Figure 5:. Transmembrane interactors of Kv1.3 channel in BV-2 microglia and Jurkat T-Cells (JTC).

(A) Venn diagram of JTC-Kv1.3 interactors and membrane proteins highlight 335 membrane proteins in Kv1.3 interactome in JTCs. (B) STRING network analysis of 335 membrane interactors of Kv1.3 channel identifies 55 plasma membrane and 32 mitochondrial membrane proteins interacting with Kv1.3 channel in JTCs. (C) Venn diagram analysis between membrane proteins and BV-2 Kv1.3 interactors shows 280 membrane proteins in Kv1.3 interactome in BV-2 microglial cell. (D) Network analysis of 280 membrane Kv1.3 interactors in BV-2 illustrates 35 and 14 of these are plasma and mitochondrial membrane interactors, respectively. (E) Intersection between membrane interactors of Kv1.3 channel in BV-2 and JTCs shows 182 are JTC and 127 are BV-2 unique interactors, while 153 are shared across cell-type. (F) Intersection between plasma membrane interactors of Kv1.3 channel in BV-2 and JTC displays 43 distinct interactors in JTCs, while 23 are specific to BV-2 cells. 12 shared plasma membrane interactors among JTCs and BV-2 are highlighted. (G) STRING analysis reveals functional clustering of overlapping proteins (153) in JTC and BV-2 Kv1.3 membrane interactors intersection given in Fig 5E. Panels highlight proteins involved in cell surface interactions at the vascular wall, focusing on adhesion and signaling, proteins associated with ER to Golgi vesicle-mediated transport, emphasizing their roles in intracellular trafficking and vesicle formation and ER protein-containing complex, illustrating proteins critical for ER organization and protein folding. Complete table of each analysis is given in Supp. Datasheet 6.

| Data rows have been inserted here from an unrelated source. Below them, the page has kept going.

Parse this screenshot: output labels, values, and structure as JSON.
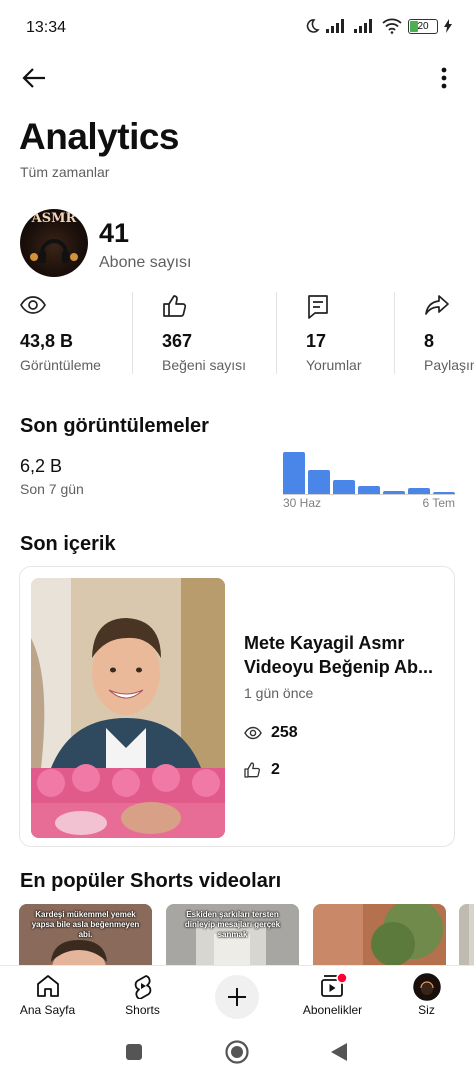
{
  "status_bar": {
    "time": "13:34",
    "battery": "20"
  },
  "header": {
    "title": "Analytics",
    "subtitle": "Tüm zamanlar"
  },
  "channel": {
    "avatar_text": "ASMR",
    "subscribers": "41",
    "subscribers_label": "Abone sayısı"
  },
  "stats": [
    {
      "icon": "eye-icon",
      "value": "43,8 B",
      "label": "Görüntüleme"
    },
    {
      "icon": "thumbs-up-icon",
      "value": "367",
      "label": "Beğeni sayısı"
    },
    {
      "icon": "comment-icon",
      "value": "17",
      "label": "Yorumlar"
    },
    {
      "icon": "share-icon",
      "value": "8",
      "label": "Paylaşım"
    }
  ],
  "recent_views": {
    "title": "Son görüntülemeler",
    "value": "6,2 B",
    "period": "Son 7 gün",
    "chart_start": "30 Haz",
    "chart_end": "6 Tem"
  },
  "chart_data": {
    "type": "bar",
    "categories": [
      "",
      "",
      "",
      "",
      "",
      "",
      ""
    ],
    "values": [
      100,
      58,
      34,
      18,
      8,
      15,
      5
    ],
    "title": "",
    "xlabel": "",
    "ylabel": "",
    "x_tick_labels": [
      "30 Haz",
      "6 Tem"
    ],
    "colors": [
      "#4a86e8"
    ],
    "grid": false
  },
  "recent_content": {
    "title": "Son içerik",
    "video_title_line1": "Mete Kayagil Asmr",
    "video_title_line2": "Videoyu Beğenip Ab...",
    "time": "1 gün önce",
    "views": "258",
    "likes": "2"
  },
  "shorts": {
    "title": "En popüler Shorts videoları",
    "items": [
      {
        "caption": "Kardeşi mükemmel yemek yapsa bile asla beğenmeyen abi."
      },
      {
        "caption": "Eskiden şarkıları tersten dinleyip mesajları gerçek sanmak"
      },
      {
        "caption": ""
      },
      {
        "caption": ""
      }
    ]
  },
  "bottom_nav": {
    "home": "Ana Sayfa",
    "shorts": "Shorts",
    "subscriptions": "Abonelikler",
    "you": "Siz"
  },
  "colors": {
    "accent": "#4a86e8",
    "notification": "#ff0033",
    "text_secondary": "#606060"
  }
}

Figure 6:. Comparative molecular analyses between Kv1.3 interactors and autoimmune diseases associated risk genes

(A) Intersection of autoimmune diseases associated risk genes and Kv1.3 interactors shows 178 Kv1.3 enriched proteins in JTCs are risk factor for autoimmune conditions. (B) GO term enrichment analysis of 178 Kv1.3 interacting autoimmune risk genes highlights their role in immune response and signaling. STRING analyses illustrating protein-protein interactions shows (C) T-cell receptor complex, (D) Cytokine-mediated signaling pathway and (E) Actin filament bundle assembly or lymphocyte migration functional clusters in Kv1.3 interacting autoimmune risk genes found in JTCs. (F) Western blot following co-immunoprecipitation showing Kv1.3 direct interaction with STIM1 and no physical interaction with CD3E, using V5-tag fused to TurboID. (IP-Immunoprecipitation) (n=3). Table showing details of each analysis is given in Supp. Datasheet 7.